Pablo Iglesias siempre ha tratado de dar a sus discursos un aire de sentido común fuertemente impostado en combinación con una serie de gestos efectistas y eficaces con el objetivo de captar la atención del espectador. Desde el "tic tac" a "el miedo va a cambiar de bando" pasando por la "cal viva" y el "cierre al salir" Pablo no ha dejado nunca pasar la oportunidad de acuñar frases que puedan quedar grabadas en la memoria del espectador, confeccionando en el proceso una política de gestos radicales que no suelen estar respaldados por hechos o un discurso sólido.
Ahora, tras haberse convertido Podemos bajo su mando en una carcasa vaciada de vida política y con el ansiado maletín de vicepresidente en sus manos, cabe preguntarse donde apuntaba Iglesias realmente. Si el objetivo de sus palabras era atacar a los rivales que señalaba (el PSOE, las "élites" o Vox, según el momento) o reforzar su posición como líder al frente del partido. La radicalidad vacía de sus mensajes le ha permitido mantenerse a la cabeza de su formación, desechando en el proceso el sueño de superar al PSOE y a quienes no querían o podían seguir su ritmo.

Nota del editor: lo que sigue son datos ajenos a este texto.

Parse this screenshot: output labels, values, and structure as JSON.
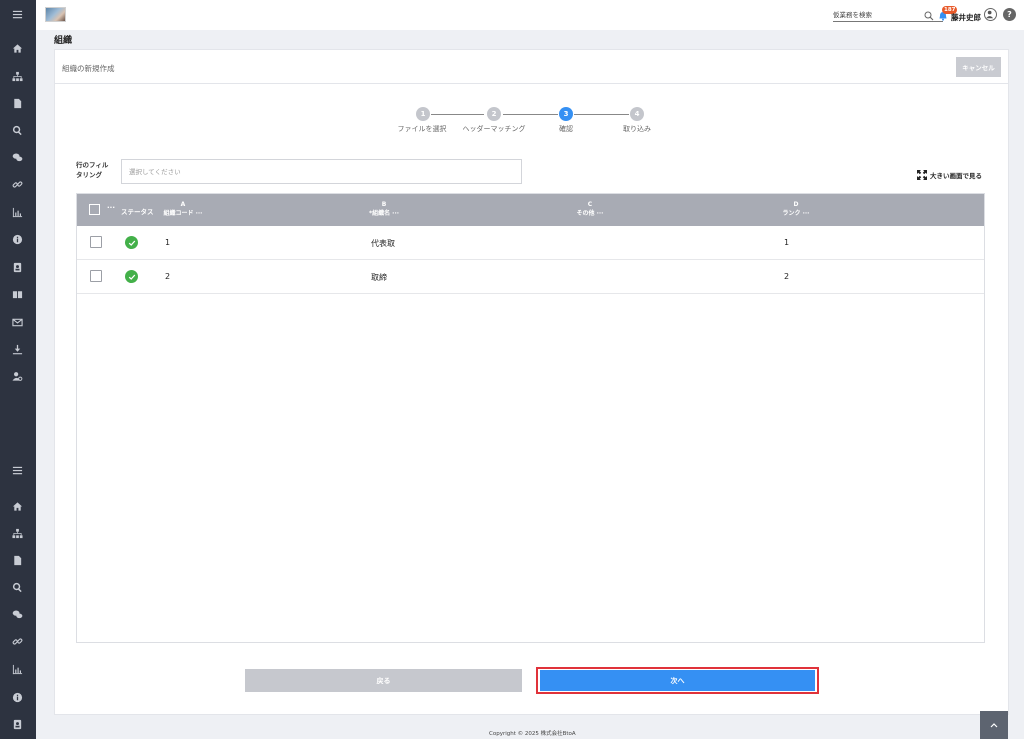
{
  "header": {
    "search_placeholder": "仮業務を検索",
    "notification_count": "187",
    "user_name": "藤井史郎",
    "help_label": "?"
  },
  "page": {
    "title": "組織",
    "card_title": "組織の新規作成",
    "cancel_label": "キャンセル"
  },
  "stepper": {
    "steps": [
      {
        "number": "1",
        "label": "ファイルを選択",
        "active": false
      },
      {
        "number": "2",
        "label": "ヘッダーマッチング",
        "active": false
      },
      {
        "number": "3",
        "label": "確認",
        "active": true
      },
      {
        "number": "4",
        "label": "取り込み",
        "active": false
      }
    ]
  },
  "filter": {
    "label_line1": "行のフィル",
    "label_line2": "タリング",
    "placeholder": "選択してください",
    "fullscreen_label": "大きい画面で見る"
  },
  "grid": {
    "header_menu": "···",
    "status_header": "ステータス",
    "columns": [
      {
        "letter": "A",
        "name": "組織コード ···"
      },
      {
        "letter": "B",
        "name": "*組織名 ···"
      },
      {
        "letter": "C",
        "name": "その他 ···"
      },
      {
        "letter": "D",
        "name": "ランク ···"
      }
    ],
    "rows": [
      {
        "code": "1",
        "name": "代表取",
        "rank": "1"
      },
      {
        "code": "2",
        "name": "取締",
        "rank": "2"
      }
    ]
  },
  "footer": {
    "back_label": "戻る",
    "next_label": "次へ",
    "copyright": "Copyright © 2025 株式会社BtoA"
  },
  "colors": {
    "sidebar": "#2d3340",
    "accent": "#3590f3",
    "success": "#43b049",
    "highlight": "#e0323a"
  }
}
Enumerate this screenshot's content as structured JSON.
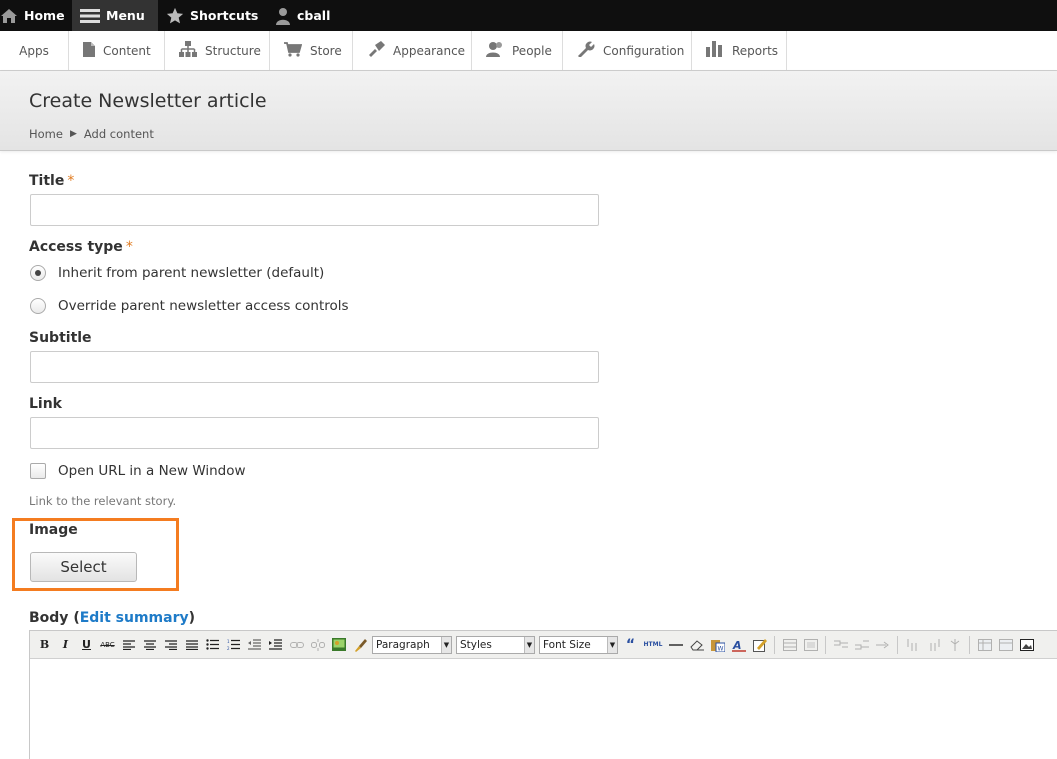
{
  "toolbar": {
    "home": "Home",
    "menu": "Menu",
    "shortcuts": "Shortcuts",
    "user": "cball"
  },
  "tray": {
    "items": [
      "Apps",
      "Content",
      "Structure",
      "Store",
      "Appearance",
      "People",
      "Configuration",
      "Reports"
    ]
  },
  "header": {
    "title": "Create Newsletter article",
    "breadcrumb": [
      "Home",
      "Add content"
    ]
  },
  "form": {
    "title_label": "Title",
    "required_mark": "*",
    "title_value": "",
    "access_label": "Access type",
    "access_options": [
      {
        "label": "Inherit from parent newsletter (default)",
        "selected": true
      },
      {
        "label": "Override parent newsletter access controls",
        "selected": false
      }
    ],
    "subtitle_label": "Subtitle",
    "subtitle_value": "",
    "link_label": "Link",
    "link_value": "",
    "new_window_label": "Open URL in a New Window",
    "new_window_checked": false,
    "link_help": "Link to the relevant story.",
    "image_label": "Image",
    "select_button": "Select",
    "body_label": "Body",
    "edit_summary": "Edit summary",
    "paren_open": "(",
    "paren_close": ")"
  },
  "editor": {
    "format_select": "Paragraph",
    "styles_select": "Styles",
    "fontsize_select": "Font Size",
    "bold": "B",
    "italic": "I",
    "underline": "U",
    "strike": "ABC",
    "html": "HTML"
  },
  "colors": {
    "accent_required": "#e07b20",
    "highlight": "#f47c20",
    "link": "#1e7bc8"
  }
}
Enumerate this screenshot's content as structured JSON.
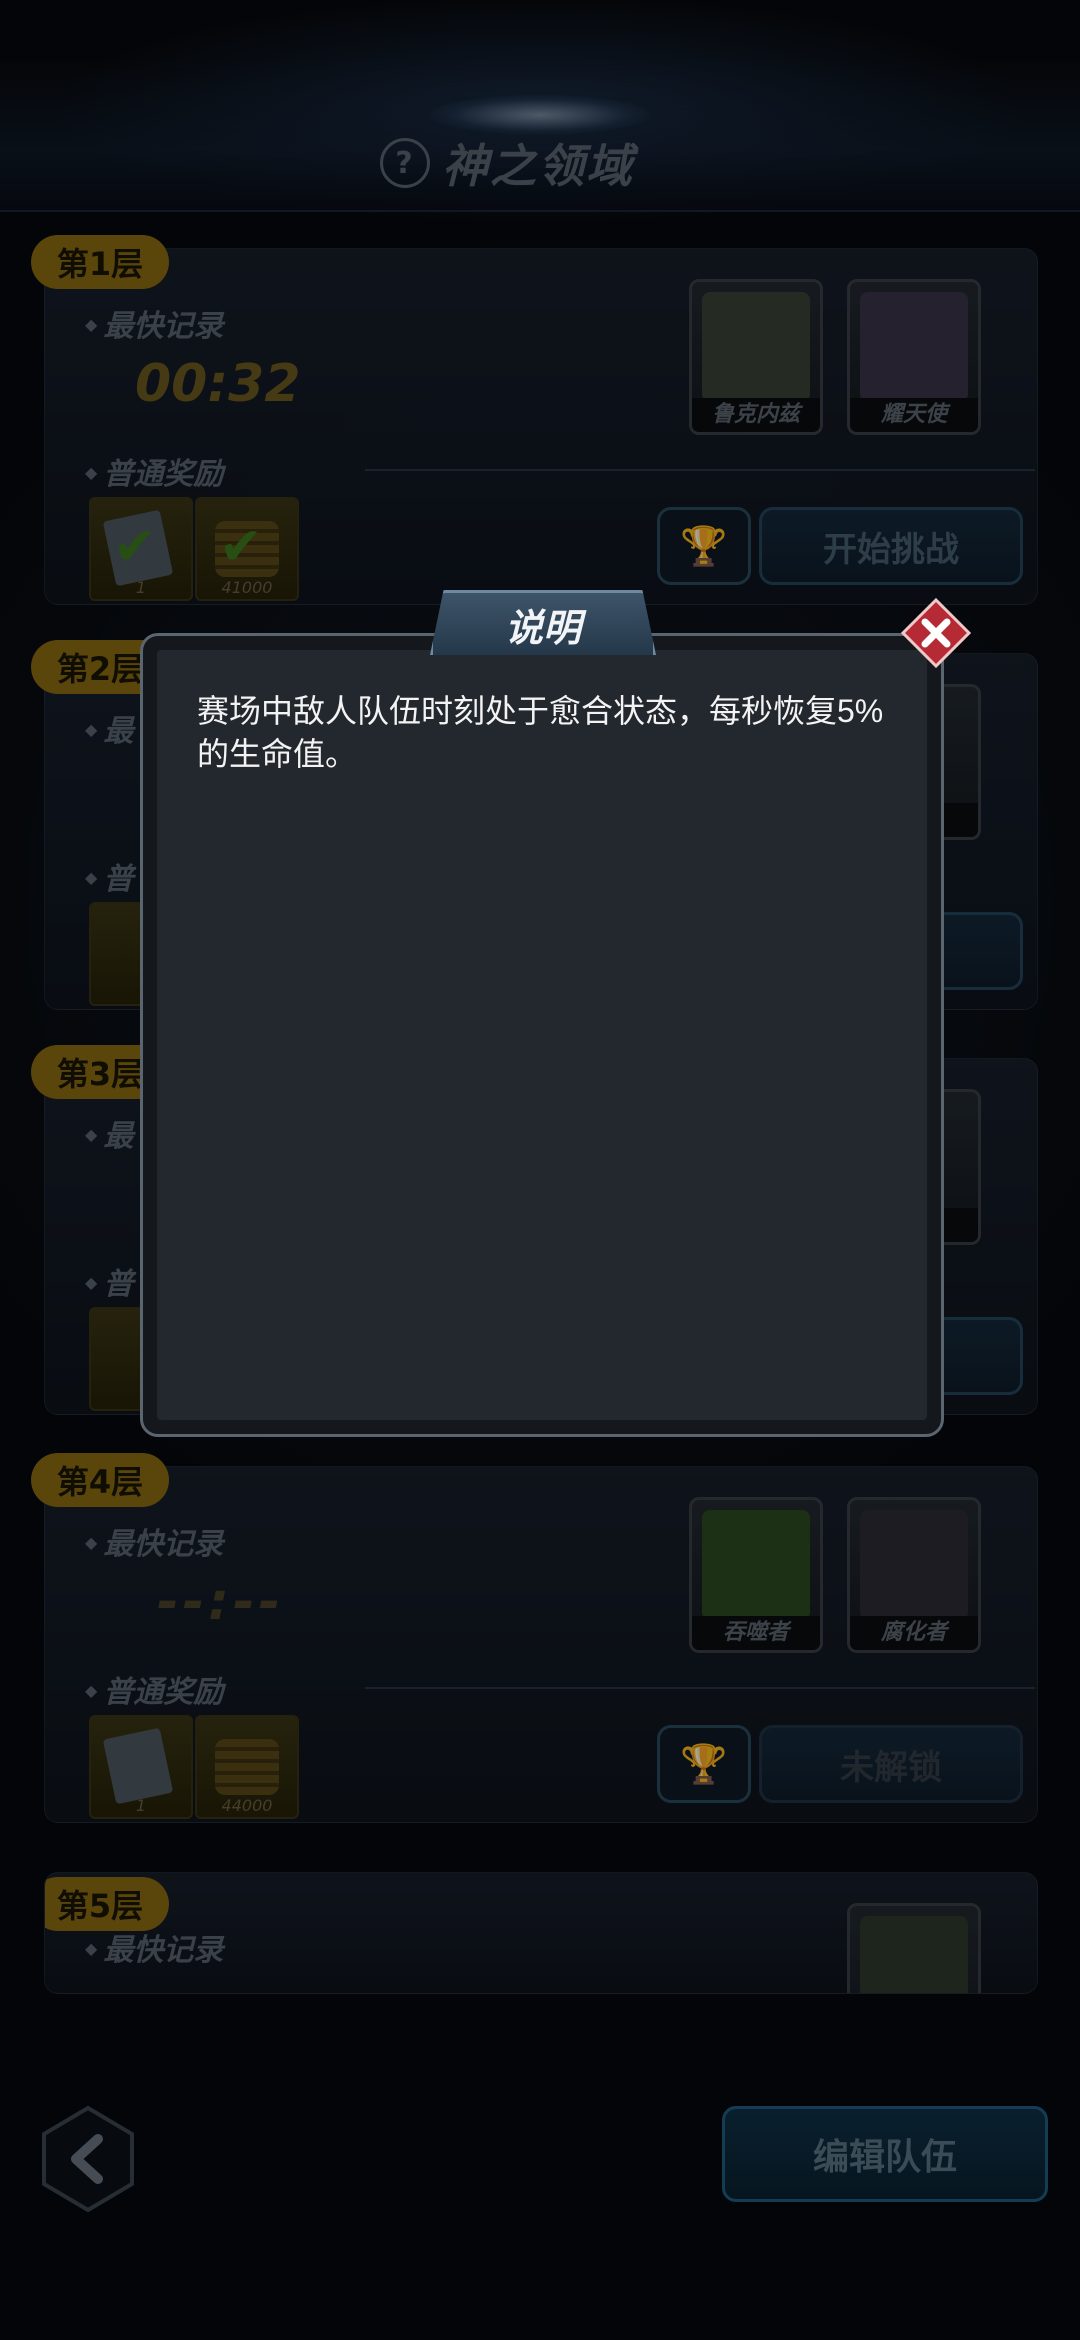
{
  "header": {
    "title": "神之领域",
    "help_icon": "question-circle-icon"
  },
  "tiers": [
    {
      "badge": "第1层",
      "record_label": "最快记录",
      "record_time": "00:32",
      "reward_label": "普通奖励",
      "rewards": [
        {
          "qty": "1",
          "claimed": true
        },
        {
          "qty": "41000",
          "claimed": true
        }
      ],
      "action_label": "开始挑战",
      "enemies": [
        "鲁克内兹",
        "耀天使"
      ]
    },
    {
      "badge": "第2层",
      "record_label": "最",
      "reward_label": "普",
      "action_label": "战",
      "enemies": [
        "曾"
      ]
    },
    {
      "badge": "第3层",
      "record_label": "最",
      "reward_label": "普",
      "enemies": [
        "驭者"
      ]
    },
    {
      "badge": "第4层",
      "record_label": "最快记录",
      "record_time": "--:--",
      "reward_label": "普通奖励",
      "rewards": [
        {
          "qty": "1",
          "claimed": false
        },
        {
          "qty": "44000",
          "claimed": false
        }
      ],
      "action_label": "未解锁",
      "enemies": [
        "吞噬者",
        "腐化者"
      ]
    },
    {
      "badge": "第5层",
      "record_label": "最快记录"
    }
  ],
  "bottom": {
    "edit_team_label": "编辑队伍",
    "back_icon": "chevron-left-icon"
  },
  "dialog": {
    "title": "说明",
    "body": "赛场中敌人队伍时刻处于愈合状态，每秒恢复5%的生命值。",
    "close_icon": "close-icon"
  },
  "colors": {
    "badge": "#8a6a12",
    "accent_blue": "#1f5d80",
    "close_red": "#c0313c"
  }
}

Las palabras no salen gratis, como ya pudo comprobar cuando sus antiguas declaraciones volvieron para morderle en el trasero tras la compra del chalet. Más pronto o más tarde, de una u otra manera, se pagan. Tras años de externalización de los costes de su retórica Iglesias ha agotado su crédito político. Ahora vive de prestado, dejando como legado las deudas de sus exabruptos en el Gobierno a quien le suceda como líder a la izquierda del PSOE, ya sea en Podemos o Izquierda Unida.